I fear for the future, knowing that there are so many parents out there who will blindly listen to an outside party who knows nothing other than flat statistics with no depth behind them. Because far too many parents will read that article and agree without doing any research. For too long we have been trained by society to shut off our brains and roll along with the status quo. How much longer before we wake up?


  1. Hey there, stopping over from SITS!

    I have to agree with you 100%. Parents need to just focus on how their child is adapting & growing, & not on how other people are raising their kids! There is no right or wrong, every family is different!

    I also co-slept with my daughter, & still do sometimes. (she's almost 6) A little common sense and co-sleeping can be a WONDERFUL thing!

  2. Thank you so much for stopping by my blog! I really appreciated your comment.

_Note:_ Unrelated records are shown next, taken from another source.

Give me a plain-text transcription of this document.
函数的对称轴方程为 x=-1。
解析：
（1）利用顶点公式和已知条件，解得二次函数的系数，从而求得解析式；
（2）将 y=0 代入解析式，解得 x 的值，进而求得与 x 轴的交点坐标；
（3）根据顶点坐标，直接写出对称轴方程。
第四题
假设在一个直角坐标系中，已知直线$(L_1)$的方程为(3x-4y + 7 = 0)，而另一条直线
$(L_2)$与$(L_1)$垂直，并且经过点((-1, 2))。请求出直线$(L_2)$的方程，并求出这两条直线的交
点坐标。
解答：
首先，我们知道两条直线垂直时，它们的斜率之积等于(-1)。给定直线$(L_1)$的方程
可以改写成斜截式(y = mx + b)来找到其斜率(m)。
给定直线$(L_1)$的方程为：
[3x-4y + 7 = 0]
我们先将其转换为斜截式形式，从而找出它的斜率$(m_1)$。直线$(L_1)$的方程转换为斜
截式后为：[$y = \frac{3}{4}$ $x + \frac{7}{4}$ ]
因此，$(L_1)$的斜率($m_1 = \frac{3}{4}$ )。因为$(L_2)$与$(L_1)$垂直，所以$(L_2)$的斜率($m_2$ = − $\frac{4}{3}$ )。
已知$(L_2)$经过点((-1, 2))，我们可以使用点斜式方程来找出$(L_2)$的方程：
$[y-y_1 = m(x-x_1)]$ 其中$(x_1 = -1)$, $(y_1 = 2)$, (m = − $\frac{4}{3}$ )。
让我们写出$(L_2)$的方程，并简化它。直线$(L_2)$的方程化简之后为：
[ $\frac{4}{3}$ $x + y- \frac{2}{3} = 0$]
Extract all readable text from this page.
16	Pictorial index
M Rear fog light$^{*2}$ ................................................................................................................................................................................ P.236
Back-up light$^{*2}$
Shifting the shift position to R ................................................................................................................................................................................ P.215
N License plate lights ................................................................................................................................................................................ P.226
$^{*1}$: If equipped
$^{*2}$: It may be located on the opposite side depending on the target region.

    I JUST read something (I think it was in Newsweek) about overparenting and how it has become RIDICULOUS in America, to the point where parents are texting teachers when their kids get bad grades.

    It really is all about common sense.

  3. Lin, I have to agree with you completely. So much of parenting anymore is fear based and the average parent is insecure enough in his/her inate parenting abilities and intuition that they are happy to have someone who appears to be in authority tell them what to do. Step by step instructions aren't born along with the baby, not to make our job harder, but for one globally indisputable fact - every child, ever mom, every experience is different and therefore, a single set of do's and don't isn't applicable. I have 3 boys and I have co-slept and nursed and cloth diapered all of my children but each child needed a different approach to all of those parenting choices. I don't generally spank, only partially because I don't personally like it, but mostly because in my years as a mother I have learned that none of my children fit the same mould. Or ANY mould for that matter.
    Another thing I've learned is that being the best parent you can be is a mixture of making choices that make you a better happier person and making choices that are solely for the benefit of the child, regardless how you will be affected. It's a fine line to walk and we will make enough mistakes and have more than enough guilt and pain without adding the 'parenting through fear' method.
    I've faced a good deal of fear mongering from doctors and child-related professionals, ignorant people and misguided advice givers.
    Sorry for the rant, but I get a little impassioned about this subject.